The now retired CFO (In Scotland Firemaster) has already delivered a damning statement on this to howls of abuse from the 'elf an' Saf'ey community. The Sheriff is, however, correct, and the officers concerned don't know their own legislation, another legacy of Bliar's meddling with a service that was, until he and his mob got their hands on it, the envy of the world. No longer!

Had men been sent down and died from asphyxiation, no doubt there would have been an equal outcry over that - http://web-safety.com/Exchange/Features/papers/CSZero.PDF.

I think the question that should be asked is why breathing apparatus was not provided when they knew the potential hazards of working in a disused tunnel?

Aloysious A Gruntpuddock,

Early into the rescue they did send someone down, fireman Alexander Dunn, who stayed with Alison Hume for more than four hours.

Three men with enough rope and a place to tie it could have saved this lady, it didn't take special training at all. The mother-may-I attitude upon which the bureaucrats insist is the chief cause of this woman's death, and will be the cause of more deaths to come.

We had this discussion today and some of the PCists said, "The law is the law." I was thinking of a privy orifice at that point.

The Edinburgh Parliament has now said there will be an independent inquiry so we will have to hope it is not just a whitewash.
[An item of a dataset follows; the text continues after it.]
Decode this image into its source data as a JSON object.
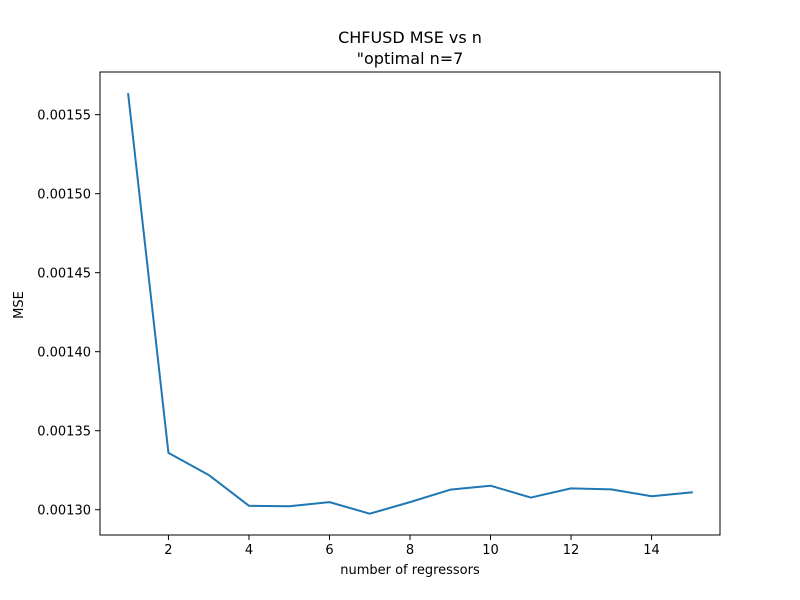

I saw the statement by the senior fire officer on the news again at lunchtime, why did it not come from the senior officer of Strathclyde Fire Brigade, he was several layers down from the top which seems incredible considering the damage this is doing to the brigade.

There was criticism after the Loch Awe deaths because they had removed a rescue boat from Oban (an area with many inland lochs) so adding to the delay though in that case it probably would have not save those who died. Also, similar to this case, no one seemed to be aware that there was a boat available nearer from a nearby MRT.

How can these people sleep at night?

@Aloysious A Gruntpuddock - "Had men been sent down and died from asphyxiation, no doubt there would have been an equal outcry over that"

Get real - have you not heard of the yellow canary principle - if there was risk of asphyxiation then the victim would not be alive ... use your brain !!

Strathclyde Fire Brigade have now apologised to the family.

I think they need a few people replaced in their PR department as well as some more senior officers.

Re: murdock @ Aloysius A Gruntpuddock

Agree with murdock on the canary concept. If it was so bad that a strong healthy fireman on the end of a rope was at risk then the injured woman would be dead. They would have been entering a "Confined Space" (a well shaft) but they are trained to do so. They have BA. They have atmosphere monitors that have alarms and would have told them of a problem. Equally, they could have lowered a monitor on a piece of rope. They should have had risk assessments and procedures for entering such spaces (if not, why the **** not?).

Alan not Alab
(Need more coffee)

There is more criticism of Strathclyde Fire because nearby fire brigades had the equipment and training to carry out the rescue but were not called.

Fatal fire rescue snub blamed for Alson Hume's death

http://www.dailyrecord.co.uk/news/scottish-news/2011/11/20/fatal-fire-rescue-snub-blamed-for-alson-hume-s-death-86908-23575684/

"FIRE bosses behind a botched mine rescue might have prevented a tragedy by calling for expert help.

Strathclyde Fire and Rescue failed to ask their Lothian and Borders counterparts to send a specialised rope team.

Now they have been accused of putting pride before saving Alison Hume's life as she lay 40ft down a disused shaft.

A senior source at Lothian and Borders told the Sunday Mail their team could have been in Galston, Ayrshire, within two hours and freed lawyer Alison."